Evidentemente lo stesso Almodovar iniziava un po’ a stancarsi della sua stessa carriera e filmografia. Un tempo era il re della commedia trasgressiva europea, poi è arrivato quel film spartiacque Tutto Su Mia Madre che ha iniziato un ricco decennio fatto di grandi film, molto seri, drammatici, maturi, nostalgici, complessi, riflessivi, sfociando addirittura due anni fa in un thriller/horror. Ci crediamo che dopo un decennio simile Almodovar stesso volesse cambiare registro, volesse tornare a sorridere, riabbracciando la commedia pura, realizzando questo film che assomiglia più ad un autentico sfogo creativo che non ad un ragionato e meditato ritorno al suo cinema degli anni ’80.
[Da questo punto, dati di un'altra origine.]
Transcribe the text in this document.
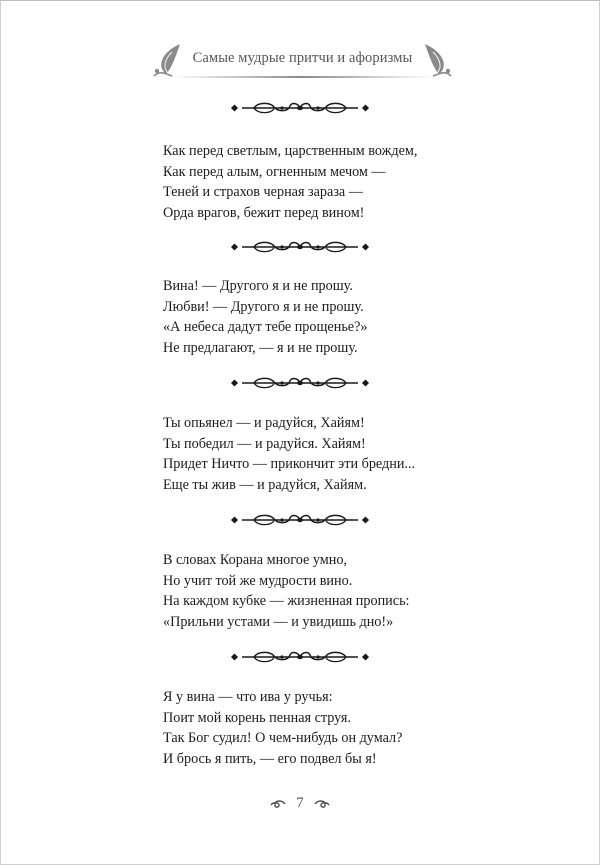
Самые мудрые притчи и афоризмы
Как перед светлым, царственным вождем,
Как перед алым, огненным мечом —
Теней и страхов черная зараза —
Орда врагов, бежит перед вином!
Вина! — Другого я и не прошу.
Любви! — Другого я и не прошу.
«А небеса дадут тебе прощенье?»
Не предлагают, — я и не прошу.
Ты опьянел — и радуйся, Хайям!
Ты победил — и радуйся. Хайям!
Придет Ничто — прикончит эти бредни...
Еще ты жив — и радуйся, Хайям.
В словах Корана многое умно,
Но учит той же мудрости вино.
На каждом кубке — жизненная пропись:
«Прильни устами — и увидишь дно!»
Я у вина — что ива у ручья:
Поит мой корень пенная струя.
Так Бог судил! О чем-нибудь он думал?
И брось я пить, — его подвел бы я!
7
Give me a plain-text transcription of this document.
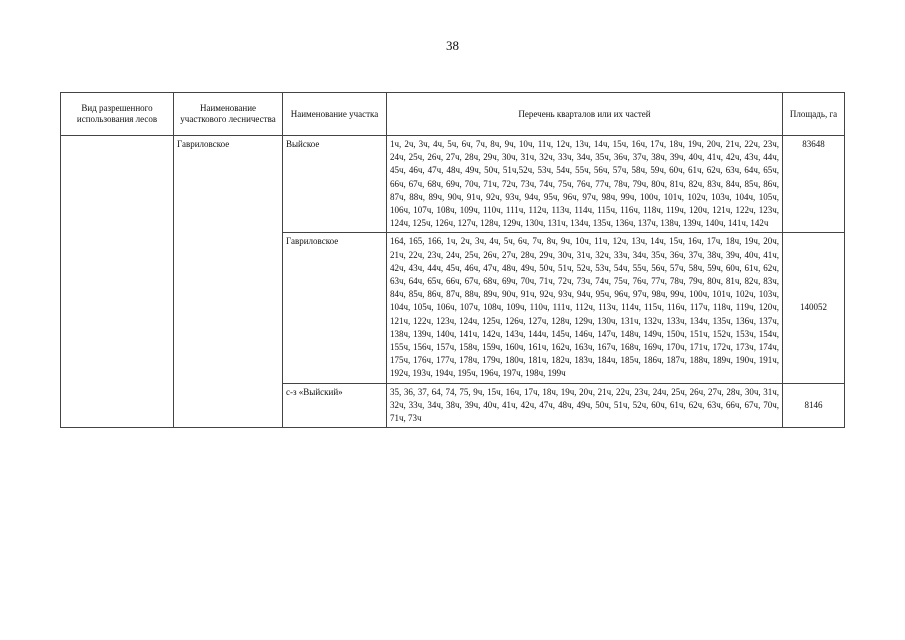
38
Вид разрешенного использования лесов	Наименование участкового лесничества	Наименование участка	Перечень кварталов или их частей	Площадь, га
	Гавриловское	Выйское	1ч, 2ч, 3ч, 4ч, 5ч, 6ч, 7ч, 8ч, 9ч, 10ч, 11ч, 12ч, 13ч, 14ч, 15ч, 16ч, 17ч, 18ч, 19ч, 20ч, 21ч, 22ч, 23ч, 24ч, 25ч, 26ч, 27ч, 28ч, 29ч, 30ч, 31ч, 32ч, 33ч, 34ч, 35ч, 36ч, 37ч, 38ч, 39ч, 40ч, 41ч, 42ч, 43ч, 44ч, 45ч, 46ч, 47ч, 48ч, 49ч, 50ч, 51ч,52ч, 53ч, 54ч, 55ч, 56ч, 57ч, 58ч, 59ч, 60ч, 61ч, 62ч, 63ч, 64ч, 65ч, 66ч, 67ч, 68ч, 69ч, 70ч, 71ч, 72ч, 73ч, 74ч, 75ч, 76ч, 77ч, 78ч, 79ч, 80ч, 81ч, 82ч, 83ч, 84ч, 85ч, 86ч, 87ч, 88ч, 89ч, 90ч, 91ч, 92ч, 93ч, 94ч, 95ч, 96ч, 97ч, 98ч, 99ч, 100ч, 101ч, 102ч, 103ч, 104ч, 105ч, 106ч, 107ч, 108ч, 109ч, 110ч, 111ч, 112ч, 113ч, 114ч, 115ч, 116ч, 118ч, 119ч, 120ч, 121ч, 122ч, 123ч, 124ч, 125ч, 126ч, 127ч, 128ч, 129ч, 130ч, 131ч, 134ч, 135ч, 136ч, 137ч, 138ч, 139ч, 140ч, 141ч, 142ч	83648
		Гавриловское	164, 165, 166, 1ч, 2ч, 3ч, 4ч, 5ч, 6ч, 7ч, 8ч, 9ч, 10ч, 11ч, 12ч, 13ч, 14ч, 15ч, 16ч, 17ч, 18ч, 19ч, 20ч, 21ч, 22ч, 23ч, 24ч, 25ч, 26ч, 27ч, 28ч, 29ч, 30ч, 31ч, 32ч, 33ч, 34ч, 35ч, 36ч, 37ч, 38ч, 39ч, 40ч, 41ч, 42ч, 43ч, 44ч, 45ч, 46ч, 47ч, 48ч, 49ч, 50ч, 51ч, 52ч, 53ч, 54ч, 55ч, 56ч, 57ч, 58ч, 59ч, 60ч, 61ч, 62ч, 63ч, 64ч, 65ч, 66ч, 67ч, 68ч, 69ч, 70ч, 71ч, 72ч, 73ч, 74ч, 75ч, 76ч, 77ч, 78ч, 79ч, 80ч, 81ч, 82ч, 83ч, 84ч, 85ч, 86ч, 87ч, 88ч, 89ч, 90ч, 91ч, 92ч, 93ч, 94ч, 95ч, 96ч, 97ч, 98ч, 99ч, 100ч, 101ч, 102ч, 103ч, 104ч, 105ч, 106ч, 107ч, 108ч, 109ч, 110ч, 111ч, 112ч, 113ч, 114ч, 115ч, 116ч, 117ч, 118ч, 119ч, 120ч, 121ч, 122ч, 123ч, 124ч, 125ч, 126ч, 127ч, 128ч, 129ч, 130ч, 131ч, 132ч, 133ч, 134ч, 135ч, 136ч, 137ч, 138ч, 139ч, 140ч, 141ч, 142ч, 143ч, 144ч, 145ч, 146ч, 147ч, 148ч, 149ч, 150ч, 151ч, 152ч, 153ч, 154ч, 155ч, 156ч, 157ч, 158ч, 159ч, 160ч, 161ч, 162ч, 163ч, 167ч, 168ч, 169ч, 170ч, 171ч, 172ч, 173ч, 174ч, 175ч, 176ч, 177ч, 178ч, 179ч, 180ч, 181ч, 182ч, 183ч, 184ч, 185ч, 186ч, 187ч, 188ч, 189ч, 190ч, 191ч, 192ч, 193ч, 194ч, 195ч, 196ч, 197ч, 198ч, 199ч	140052
		с-з «Выйский»	35, 36, 37, 64, 74, 75, 9ч, 15ч, 16ч, 17ч, 18ч, 19ч, 20ч, 21ч, 22ч, 23ч, 24ч, 25ч, 26ч, 27ч, 28ч, 30ч, 31ч, 32ч, 33ч, 34ч, 38ч, 39ч, 40ч, 41ч, 42ч, 47ч, 48ч, 49ч, 50ч, 51ч, 52ч, 60ч, 61ч, 62ч, 63ч, 66ч, 67ч, 70ч, 71ч, 73ч	8146
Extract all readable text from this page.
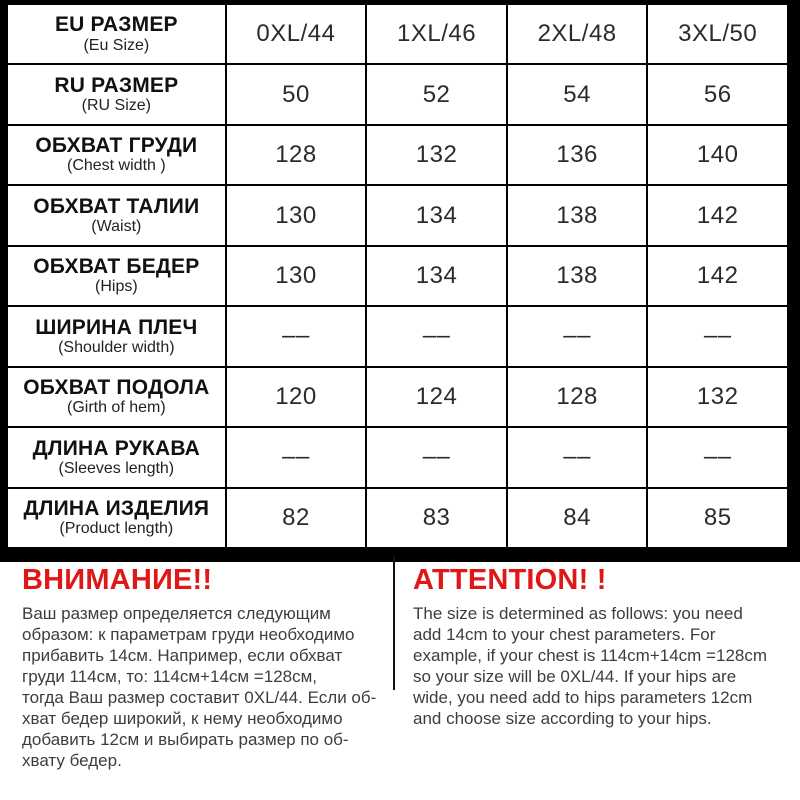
EU РАЗМЕР
(Eu Size)	0XL/44	1XL/46	2XL/48	3XL/50

RU РАЗМЕР
(RU Size)	50	52	54	56

ОБХВАТ ГРУДИ
(Chest width )	128	132	136	140

ОБХВАТ ТАЛИИ
(Waist)	130	134	138	142

ОБХВАТ БЕДЕР
(Hips)	130	134	138	142

ШИРИНА ПЛЕЧ
(Shoulder width)	––	––	––	––

ОБХВАТ ПОДОЛА
(Girth of hem)	120	124	128	132

ДЛИНА РУКАВА
(Sleeves length)	––	––	––	––

ДЛИНА ИЗДЕЛИЯ
(Product length)	82	83	84	85
ВНИМАНИЕ!!

Ваш размер определяется следующим
образом: к параметрам груди необходимо
прибавить 14см. Например, если обхват
груди 114см, то: 114см+14см =128см,
тогда Ваш размер составит 0XL/44. Если об-
хват бедер широкий, к нему необходимо
добавить 12см и выбирать размер по об-
хвату бедер.

ATTENTION! !

The size is determined as follows: you need
add 14cm to your chest parameters. For
example, if your chest is 114cm+14cm =128cm
so your size will be 0XL/44. If your hips are
wide, you need add to hips parameters 12cm
and choose size according to your hips.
Ovviamente, parlando di un grande autore che non fa le cose tanto per farle, un senso ed una ancora tematica c’è sempre. Il film si svolge quasi completamente all’interno di un aereo in volo (a parte un breve prologo sganciato dal resto che serve solo a mostrare per la prima volta insieme Penelope Cruz e Antonio Banderas, i due attori feticcio del regista che qui omaggiano lui e gli spettatori, ed una sequenza forse troppo lunga con protagonista la giovane Bianca Suarez) che dovrebbe andare in Messico ma in realtà ha un problema ad un carrello, a causa del quale gira a vuoto nel cielo di Toledo in attesa di trovare un aeroporto libero in cui effettuare un rischiosissimo atterraggio d’emergenza. La metafora è netta e anche poco sottile: l’aereo che gira a vuoto nei cieli in attesa di qualcosa è l’attuale situazione della Spagna, un paese in attesa del crollo o della rinascita, indeciso sul da farsi, passato dal benessere post-dittatura a diventare una delle maggiori vittime della crisi economica, con una situazione finanziaria pessima e le proteste di piazza immense degli indignados che prendono il centro dell’attenzione. I passeggeri/cittadini come possono rispondere e reagire a questa fase di totale impasse, che più che migliorare pare solo attendere che qualcuno la spinga dall’orlo del precipizio? Almodovar sembra dare come risposta la più naturale, cioè quella di vivere il presente momento dopo momento, cercando la libertà e la felicità personale senza barriere morali o sessuali, ma anzi abbracciando quell’appagamento edonistico che fa dimenticare i piccoli grandi drammi quotidiani. E’ così che il regista concepisce il suo film e la sceneggiatura, dimenticandosi della trama e lasciando che la fluidità della storia scorra, passando da personaggio a personaggio, da episodio a episodio, da gag a gag.

In questo senso, Gli Amanti Passeggeri è forse uno dei film più anarchici della carriera di Almodovar. Il film è divertente, gioioso, umorale, spensierato, privo di ogni reticenza, dedito all’eccesso, come sempre carico di costumi coloranti e scenografie quasi kitsch. Ma il punto è un altro: il messaggio di Almodovar, la sua voglia di libertà sessuale, può ancora efficace come risposta ai marasmi della Spagna del 2013? Siamo secchi ed onesti, la risposta probabilmente è no. Questo toglie poco alla qualità comica del film, che si può godere a prescindere dalla sua efficacia, ma facendo un discorso più ampio non si può non notare come il messaggio di Almodovar, pur parlando di attualità, nasca intrinsecamente vecchio. Questo cinema era perfetta per gli anni ’80, quando la Spagna risorgeva ed affrontava il post-franchismo, quando la trasgressione era la risposta al conformismo ipocrita, quando l’esplosione di colori, parole, sessualità era una esuberante provocazione, dovuta e necessaria, che registrava i cambiamenti di una società intera, svegliava i giovani dal torpore e dava agli “esclusi” una identità. Ora non è la società a non registrare i cambiamenti ma il cinema di Almodovar, forse l’aereo n panne che gira a vuoto non rappresenta la Spagna ma lo stesso Almodovar: questo film 20 anni fa avrebbe avuto una precisa recezione, ma ora in Spagna in cui gli omosessuali possono legalmente sposarsi ed i problemi sono cambiati, ed il film finisce per risultare un divertissement fine a se stesso, godibile, gustoso, divertente, molto anarchico, libero, irriverente, ma arriva fuori tempo massimo, va visto e digerito in una volta sola.